YearsWithCurrManager: Number of years with the current manager (integer)"""

# Import Needed Libraries

In [None]:
import numpy as np
import pandas as pd
import matplotlib.pyplot as plt
import seaborn as sns
from sklearn.ensemble import RandomForestClassifier
from sklearn.tree import DecisionTreeClassifier
from sklearn.svm import SVC
from sklearn.metrics import confusion_matrix, classification_report , accuracy_score
from sklearn.model_selection import train_test_split

import warnings
warnings.filterwarnings("ignore")

import data

In [None]:
df= pd.read_csv("data.csv")

In [None]:
df.head(10)

# Exploratory Data Analysis (EDA)

In [None]:
#Show the dimensionality of the dataFrame (rows, cols)
df.shape

In [None]:
df.describe()

In [None]:
df.describe(include='object')

In [None]:
df.columns.tolist()

In [None]:
# Show the data type of each column
df.dtypes

In [None]:
#Check if there are any null values
df.isnull().sum()

No missing values

In [None]:
#check repeated rows
df.duplicated().sum()

In [None]:
#Categorical Columns
cat = df.select_dtypes(['object']).columns
#Numerical Columns
num = df.select_dtypes(['number']).columns


print(cat)
print(num)

In [None]:
#Show the number of unique observations for each column
df.nunique()

In [None]:
#PrintUnique values of categorical columns 
for i in cat:
    print("unique values of:",i,set(df[i]))

In [None]:
#"StandardHours" is 80 for everyone , "EmployeeCount" and "Over18" is 1 for everyone
# We delete these variable from the dataset
df = df.drop(['EmployeeCount','StandardHours','Over18','EmployeeNumber'], axis =1)

# target column

In [None]:
df['Attrition'].unique()

In [None]:
##Count the unique values in the target column
df['Attrition'].value_counts()

In [None]:
sns.countplot(x=df['Attrition'])
plt.title('Attrition values');

In [None]:
# 1 for NO , 0 for Yes
df["Attrition"] = df["Attrition"].map({"Yes": 0, "No":1})

In [None]:
# select all categorical columns to graph piechart
cat_cols = df.select_dtypes(['object']).columns

cat_cols

In [None]:
plt.figure(figsize=(7, 5))

def cat_summary(df, col_name, plot=False):
    print(pd.DataFrame({col_name: df[col_name].value_counts(),
                        "Ratio": 100 * df[col_name].value_counts() / len(df)}))

    if plot:
        ax = sns.countplot(x=df[col_name], data=df)
        ax.set_xticklabels(ax.get_xticklabels(), rotation=90)
        plt.show(block=True)

for col in cat_cols:
    if df[col].dtypes == "bool":
        df[col] = df[col].astype(int)
        cat_summary(df, col, plot=True)

    else:
        cat_summary(df, col, plot=True)
        print("##########################################")
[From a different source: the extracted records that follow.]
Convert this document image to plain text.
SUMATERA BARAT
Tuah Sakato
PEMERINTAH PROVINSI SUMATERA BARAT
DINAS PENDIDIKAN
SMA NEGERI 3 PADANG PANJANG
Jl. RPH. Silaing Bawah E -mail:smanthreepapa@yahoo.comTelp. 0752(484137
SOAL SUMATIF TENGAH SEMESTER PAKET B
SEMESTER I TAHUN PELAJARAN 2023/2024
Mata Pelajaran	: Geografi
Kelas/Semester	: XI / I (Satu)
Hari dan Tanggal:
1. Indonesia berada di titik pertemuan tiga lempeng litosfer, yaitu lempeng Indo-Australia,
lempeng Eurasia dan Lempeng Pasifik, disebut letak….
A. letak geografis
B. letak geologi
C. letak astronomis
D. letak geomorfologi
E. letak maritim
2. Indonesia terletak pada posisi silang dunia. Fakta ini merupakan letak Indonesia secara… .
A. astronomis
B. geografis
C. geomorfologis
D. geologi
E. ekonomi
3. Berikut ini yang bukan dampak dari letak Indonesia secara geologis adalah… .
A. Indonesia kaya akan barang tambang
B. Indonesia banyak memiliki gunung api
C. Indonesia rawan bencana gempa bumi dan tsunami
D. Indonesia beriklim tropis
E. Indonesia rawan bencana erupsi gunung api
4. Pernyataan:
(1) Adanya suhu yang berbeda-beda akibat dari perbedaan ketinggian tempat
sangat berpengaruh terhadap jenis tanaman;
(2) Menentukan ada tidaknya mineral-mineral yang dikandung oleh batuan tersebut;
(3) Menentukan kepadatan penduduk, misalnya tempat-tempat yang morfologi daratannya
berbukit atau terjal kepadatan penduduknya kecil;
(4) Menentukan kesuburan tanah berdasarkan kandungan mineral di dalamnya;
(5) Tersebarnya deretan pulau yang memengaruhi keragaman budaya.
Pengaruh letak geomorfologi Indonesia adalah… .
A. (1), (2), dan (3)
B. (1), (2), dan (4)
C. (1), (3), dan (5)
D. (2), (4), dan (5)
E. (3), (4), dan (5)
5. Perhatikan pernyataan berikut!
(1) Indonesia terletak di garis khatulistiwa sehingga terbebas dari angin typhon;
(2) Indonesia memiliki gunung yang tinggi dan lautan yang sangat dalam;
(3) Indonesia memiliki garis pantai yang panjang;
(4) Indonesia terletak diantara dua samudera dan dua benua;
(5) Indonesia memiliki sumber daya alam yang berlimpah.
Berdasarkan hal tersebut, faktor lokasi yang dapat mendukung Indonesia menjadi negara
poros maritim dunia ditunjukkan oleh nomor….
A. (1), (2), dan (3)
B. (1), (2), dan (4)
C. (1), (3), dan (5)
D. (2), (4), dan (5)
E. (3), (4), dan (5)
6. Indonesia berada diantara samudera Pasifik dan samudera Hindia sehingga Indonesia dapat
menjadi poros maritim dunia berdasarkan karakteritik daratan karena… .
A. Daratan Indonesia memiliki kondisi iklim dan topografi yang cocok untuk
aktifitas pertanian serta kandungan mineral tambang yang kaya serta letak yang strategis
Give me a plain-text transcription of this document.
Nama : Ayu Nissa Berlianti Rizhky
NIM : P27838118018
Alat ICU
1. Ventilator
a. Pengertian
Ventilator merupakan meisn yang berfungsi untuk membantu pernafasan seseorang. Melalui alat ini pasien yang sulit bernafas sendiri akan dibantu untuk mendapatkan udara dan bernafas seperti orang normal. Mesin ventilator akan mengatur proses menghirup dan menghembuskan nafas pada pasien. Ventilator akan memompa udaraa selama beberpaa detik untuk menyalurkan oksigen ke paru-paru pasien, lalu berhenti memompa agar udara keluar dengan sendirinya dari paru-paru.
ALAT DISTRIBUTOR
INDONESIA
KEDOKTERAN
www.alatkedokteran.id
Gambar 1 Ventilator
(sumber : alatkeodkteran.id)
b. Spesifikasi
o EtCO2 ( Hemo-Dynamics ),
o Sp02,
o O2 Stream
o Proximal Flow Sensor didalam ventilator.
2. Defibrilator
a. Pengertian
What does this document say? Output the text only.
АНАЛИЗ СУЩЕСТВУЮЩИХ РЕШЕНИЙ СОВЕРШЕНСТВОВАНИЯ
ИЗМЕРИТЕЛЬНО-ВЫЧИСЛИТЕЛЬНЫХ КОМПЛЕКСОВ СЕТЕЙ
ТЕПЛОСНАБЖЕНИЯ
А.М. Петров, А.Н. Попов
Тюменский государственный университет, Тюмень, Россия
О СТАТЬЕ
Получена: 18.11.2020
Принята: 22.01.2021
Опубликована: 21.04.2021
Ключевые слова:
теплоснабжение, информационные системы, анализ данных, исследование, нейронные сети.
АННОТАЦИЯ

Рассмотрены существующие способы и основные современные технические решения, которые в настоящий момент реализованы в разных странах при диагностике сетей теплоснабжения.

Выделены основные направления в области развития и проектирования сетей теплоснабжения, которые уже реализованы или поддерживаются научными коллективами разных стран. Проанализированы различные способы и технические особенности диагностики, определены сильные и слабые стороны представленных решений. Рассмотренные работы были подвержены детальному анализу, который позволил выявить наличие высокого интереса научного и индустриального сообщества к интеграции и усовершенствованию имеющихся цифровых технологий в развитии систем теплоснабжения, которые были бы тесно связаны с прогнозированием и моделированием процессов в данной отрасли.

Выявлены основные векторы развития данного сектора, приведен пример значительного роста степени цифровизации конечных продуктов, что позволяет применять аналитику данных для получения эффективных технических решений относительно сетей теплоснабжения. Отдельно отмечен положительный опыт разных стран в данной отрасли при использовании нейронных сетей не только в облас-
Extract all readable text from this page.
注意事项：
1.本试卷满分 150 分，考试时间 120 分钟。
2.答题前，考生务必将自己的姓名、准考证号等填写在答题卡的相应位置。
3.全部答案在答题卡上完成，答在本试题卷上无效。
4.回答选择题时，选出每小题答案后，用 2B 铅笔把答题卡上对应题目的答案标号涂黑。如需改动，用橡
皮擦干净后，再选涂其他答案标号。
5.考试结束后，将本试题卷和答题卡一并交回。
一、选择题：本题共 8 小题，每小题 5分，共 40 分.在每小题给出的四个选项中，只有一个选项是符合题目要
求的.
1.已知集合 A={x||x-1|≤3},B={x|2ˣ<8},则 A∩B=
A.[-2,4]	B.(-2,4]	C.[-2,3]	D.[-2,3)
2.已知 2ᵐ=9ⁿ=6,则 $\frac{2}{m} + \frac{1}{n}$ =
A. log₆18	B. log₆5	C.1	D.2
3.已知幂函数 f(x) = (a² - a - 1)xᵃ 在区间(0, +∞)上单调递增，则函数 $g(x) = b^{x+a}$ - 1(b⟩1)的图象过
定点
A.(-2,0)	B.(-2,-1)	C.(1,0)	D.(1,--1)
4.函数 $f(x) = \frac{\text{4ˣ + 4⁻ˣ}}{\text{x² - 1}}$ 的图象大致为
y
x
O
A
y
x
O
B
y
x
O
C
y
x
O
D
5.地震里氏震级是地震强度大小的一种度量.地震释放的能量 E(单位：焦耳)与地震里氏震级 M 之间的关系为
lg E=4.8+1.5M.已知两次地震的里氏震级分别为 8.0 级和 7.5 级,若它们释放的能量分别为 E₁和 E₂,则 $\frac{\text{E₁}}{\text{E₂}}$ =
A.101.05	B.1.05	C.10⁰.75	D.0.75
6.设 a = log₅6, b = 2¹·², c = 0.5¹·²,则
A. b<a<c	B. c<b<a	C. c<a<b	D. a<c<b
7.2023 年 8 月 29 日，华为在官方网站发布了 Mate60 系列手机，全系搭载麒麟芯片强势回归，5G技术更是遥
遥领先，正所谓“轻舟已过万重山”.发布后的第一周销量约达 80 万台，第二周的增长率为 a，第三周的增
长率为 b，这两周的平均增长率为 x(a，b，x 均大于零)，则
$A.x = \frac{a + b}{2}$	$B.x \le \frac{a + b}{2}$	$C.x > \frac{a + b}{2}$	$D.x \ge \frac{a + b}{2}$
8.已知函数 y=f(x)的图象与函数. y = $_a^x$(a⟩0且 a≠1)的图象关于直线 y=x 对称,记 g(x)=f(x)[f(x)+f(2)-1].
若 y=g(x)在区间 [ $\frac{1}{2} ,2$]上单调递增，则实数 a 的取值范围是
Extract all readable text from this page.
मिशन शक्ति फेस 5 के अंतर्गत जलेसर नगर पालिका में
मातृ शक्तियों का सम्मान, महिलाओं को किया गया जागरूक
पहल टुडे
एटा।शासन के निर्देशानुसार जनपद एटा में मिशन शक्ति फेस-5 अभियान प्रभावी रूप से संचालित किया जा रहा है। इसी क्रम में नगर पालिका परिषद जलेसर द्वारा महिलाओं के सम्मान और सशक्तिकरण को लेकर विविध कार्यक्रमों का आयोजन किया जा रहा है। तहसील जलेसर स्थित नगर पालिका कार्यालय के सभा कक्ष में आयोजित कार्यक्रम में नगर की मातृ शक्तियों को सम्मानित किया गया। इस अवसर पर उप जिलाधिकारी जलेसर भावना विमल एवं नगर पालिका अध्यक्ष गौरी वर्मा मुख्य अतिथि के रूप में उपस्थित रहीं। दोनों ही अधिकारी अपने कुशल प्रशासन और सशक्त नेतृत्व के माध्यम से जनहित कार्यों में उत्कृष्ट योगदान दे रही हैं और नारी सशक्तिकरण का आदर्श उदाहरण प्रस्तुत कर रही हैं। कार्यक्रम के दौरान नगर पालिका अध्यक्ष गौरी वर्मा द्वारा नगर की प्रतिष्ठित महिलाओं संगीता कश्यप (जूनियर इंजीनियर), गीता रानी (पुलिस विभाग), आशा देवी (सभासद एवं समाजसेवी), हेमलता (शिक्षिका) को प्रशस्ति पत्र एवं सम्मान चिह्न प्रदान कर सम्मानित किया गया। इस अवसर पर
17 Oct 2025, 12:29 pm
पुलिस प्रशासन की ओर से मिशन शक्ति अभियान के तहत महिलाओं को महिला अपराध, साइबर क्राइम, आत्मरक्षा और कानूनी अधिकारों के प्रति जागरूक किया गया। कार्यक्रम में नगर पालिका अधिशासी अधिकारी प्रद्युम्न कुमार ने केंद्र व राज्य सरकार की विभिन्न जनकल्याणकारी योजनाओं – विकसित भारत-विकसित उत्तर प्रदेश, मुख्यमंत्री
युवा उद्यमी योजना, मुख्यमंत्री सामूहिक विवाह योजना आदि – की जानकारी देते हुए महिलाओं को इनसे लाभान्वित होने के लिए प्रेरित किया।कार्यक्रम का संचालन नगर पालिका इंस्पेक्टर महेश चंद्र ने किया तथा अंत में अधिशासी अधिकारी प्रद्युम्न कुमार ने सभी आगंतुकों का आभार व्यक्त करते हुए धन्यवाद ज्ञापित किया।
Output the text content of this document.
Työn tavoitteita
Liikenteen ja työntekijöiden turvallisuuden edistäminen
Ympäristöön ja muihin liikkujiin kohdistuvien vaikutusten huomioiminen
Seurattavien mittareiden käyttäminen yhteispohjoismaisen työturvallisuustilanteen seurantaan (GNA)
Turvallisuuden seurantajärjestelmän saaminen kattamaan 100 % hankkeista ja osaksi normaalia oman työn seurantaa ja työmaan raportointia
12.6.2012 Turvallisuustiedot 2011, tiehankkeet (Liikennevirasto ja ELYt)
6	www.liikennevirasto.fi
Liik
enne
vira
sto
# select columns which are categorical except Attrition to graph VS Attrition

In [None]:
cat_cols= df.drop('Attrition',axis=1).select_dtypes(['object']).columns
cat_cols

In [None]:
for col in cat_cols:
    sns.countplot(x=col, hue='Attrition', data=df)
    plt.title("Attrition distribution by " + col)
    
    ax = plt.gca()
    total_height = len(df['Attrition'])
    for p in ax.patches:
        percentage = '{:.1f}%'.format(100 * p.get_height() / total_height)
        x = p.get_x() + p.get_width() / 2
        y = p.get_height()
        ax.annotate(percentage, (x, y), ha='center')
        
    plt.show()

# look at the averages of numeric variables for the Target variable

In [None]:
def target_summary_with_num(df, target, numerical_col):
    print(df.groupby(target).agg({numerical_col: "mean"}), end="\n\n\n")


for col in num_cols:
    target_summary_with_num(df, "Attrition", col)

In [None]:
plt.figure(figsize=(12,6))
sns.countplot(x="Age", hue='Attrition', data=df)
plt.title("Attrition distrition by Age" )
plt.show()

In [None]:
plt.figure(figsize=(5,10))
sns.relplot(data=df,y='MonthlyIncome',x='Age',hue='Attrition',col='Gender')
plt.show()

In [None]:
plt.figure(figsize=(5,10))
sns.relplot(data=df,y='MonthlyIncome',x='MaritalStatus',hue='Attrition',col='Gender')
plt.show()

In [None]:
plt.figure(figsize=(5,10))
sns.relplot(data=df,y='MonthlyIncome',x='Department',hue='Attrition',col='Gender')
plt.show()

In [None]:
plt.figure(figsize=(12,6))
sns.countplot(x="DistanceFromHome", hue='Attrition', data=df)
plt.title("Attrition distrition by DistanceFromHome" )
plt.show()

In [None]:
# encoding categorical variables

df = df.copy()

from sklearn.preprocessing import LabelEncoder
label_encoder = LabelEncoder() 

for col in cat_cols:
    df[col] = label_encoder.fit_transform(df[col])

# Split dataframe into X and y

In [None]:
X=df.drop(columns='Attrition')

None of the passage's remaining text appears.